The Contemporary Japan Group at the University of Tokyo’s Institute of Social Science (ISS) will hold the lecture as follows.
Pre-registration is not required.

The Art of Change by Crisis: Japan’s nuclear policy after the Fukushima nuclear accident
Florentine Koppenborg(Technical University of Munich)

Thursday, September 20, 2018 from 6:00-7:30 p.m. at Akamon Sogo Kenkyuto Room 549,
Institute of Social Science, University of Tokyo, Hongo Campus, University of Tokyo

The Fukushima nuclear accident eroded trust in the safety of nuclear power plants in Japan. In response, nuclear safety administration was reformed in a bid to strengthen nuclear safety and regain public trust. After similar efforts following the Mutsu nuclear powered ship accident in 1974 and the 1999 Tokaimura criticality accident, nuclear power promotion continued unabated. This time, however, the creation of the Nuclear Regulation Authority (NRA) inadvertently put Japan on a path towards a nuclear phase out. Despite pressure from a powerful coalition of actors pushing for restarts, dubbed the “nuclear village” by critics, five years after Fukushima, nuclear power made up only two percent of the electricity generated in Japan. Why was the outcome of nuclear safety reforms different this time?

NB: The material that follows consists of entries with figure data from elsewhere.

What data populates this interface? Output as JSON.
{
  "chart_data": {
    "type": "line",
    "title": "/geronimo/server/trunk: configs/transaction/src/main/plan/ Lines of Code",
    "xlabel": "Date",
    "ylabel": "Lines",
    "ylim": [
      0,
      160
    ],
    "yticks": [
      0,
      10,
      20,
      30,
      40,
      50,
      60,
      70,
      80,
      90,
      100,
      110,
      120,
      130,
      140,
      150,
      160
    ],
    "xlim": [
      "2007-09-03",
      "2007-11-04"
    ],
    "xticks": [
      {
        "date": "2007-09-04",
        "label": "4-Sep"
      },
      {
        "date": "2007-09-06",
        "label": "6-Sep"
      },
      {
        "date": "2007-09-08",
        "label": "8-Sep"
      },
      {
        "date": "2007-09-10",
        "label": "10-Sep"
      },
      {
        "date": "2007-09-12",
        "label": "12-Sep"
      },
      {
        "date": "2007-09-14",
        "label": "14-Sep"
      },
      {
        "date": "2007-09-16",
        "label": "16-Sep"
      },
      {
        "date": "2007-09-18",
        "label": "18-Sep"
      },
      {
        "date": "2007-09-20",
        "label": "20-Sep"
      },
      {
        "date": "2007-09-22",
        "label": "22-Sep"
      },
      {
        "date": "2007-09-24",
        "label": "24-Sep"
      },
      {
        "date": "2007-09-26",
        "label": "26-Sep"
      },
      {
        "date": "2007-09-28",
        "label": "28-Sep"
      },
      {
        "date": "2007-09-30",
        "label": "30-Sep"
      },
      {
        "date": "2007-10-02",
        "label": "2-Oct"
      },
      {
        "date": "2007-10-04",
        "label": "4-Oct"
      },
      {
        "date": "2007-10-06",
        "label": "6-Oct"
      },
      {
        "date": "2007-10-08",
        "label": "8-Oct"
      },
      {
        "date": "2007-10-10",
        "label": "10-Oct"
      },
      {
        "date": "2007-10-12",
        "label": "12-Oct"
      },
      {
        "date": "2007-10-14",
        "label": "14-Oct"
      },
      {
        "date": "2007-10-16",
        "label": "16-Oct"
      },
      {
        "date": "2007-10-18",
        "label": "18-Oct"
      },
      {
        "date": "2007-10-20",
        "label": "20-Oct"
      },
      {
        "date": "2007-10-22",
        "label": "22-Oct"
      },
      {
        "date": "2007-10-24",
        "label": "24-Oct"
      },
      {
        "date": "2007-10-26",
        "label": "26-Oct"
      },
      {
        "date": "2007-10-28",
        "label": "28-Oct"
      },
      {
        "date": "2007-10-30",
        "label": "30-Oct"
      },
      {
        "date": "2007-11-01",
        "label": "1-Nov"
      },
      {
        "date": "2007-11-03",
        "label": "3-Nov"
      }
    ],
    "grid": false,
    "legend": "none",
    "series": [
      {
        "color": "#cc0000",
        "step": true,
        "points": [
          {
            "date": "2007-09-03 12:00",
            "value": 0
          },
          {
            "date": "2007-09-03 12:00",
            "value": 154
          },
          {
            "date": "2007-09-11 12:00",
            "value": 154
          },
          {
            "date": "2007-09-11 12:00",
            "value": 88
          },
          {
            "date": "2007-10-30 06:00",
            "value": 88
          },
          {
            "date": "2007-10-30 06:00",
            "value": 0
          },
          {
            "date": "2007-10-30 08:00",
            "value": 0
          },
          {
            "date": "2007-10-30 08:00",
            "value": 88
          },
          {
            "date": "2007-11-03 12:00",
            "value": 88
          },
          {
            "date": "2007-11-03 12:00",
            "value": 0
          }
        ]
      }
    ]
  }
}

In answering this question, the presentation focusses on two things: the nature of the newly established NRA, and the reform process itself. As an independent regulatory agency, the NRA proved able to defy pressure from the pro-nuclear coalition. It forced an internalisation of safety costs and broke the information monopoly pro-nuclear actors had held for decades. Moreover, this time the reform process included new agents of change, which were able to steer the outcome in a different direction. These include the DPJ government in 2011/12 as well as international actors that had not participated in previous Japanese safety reforms. The findings presented are the result of a three-year research project on nuclear safety governance reform in the wake of the Fukushima accident.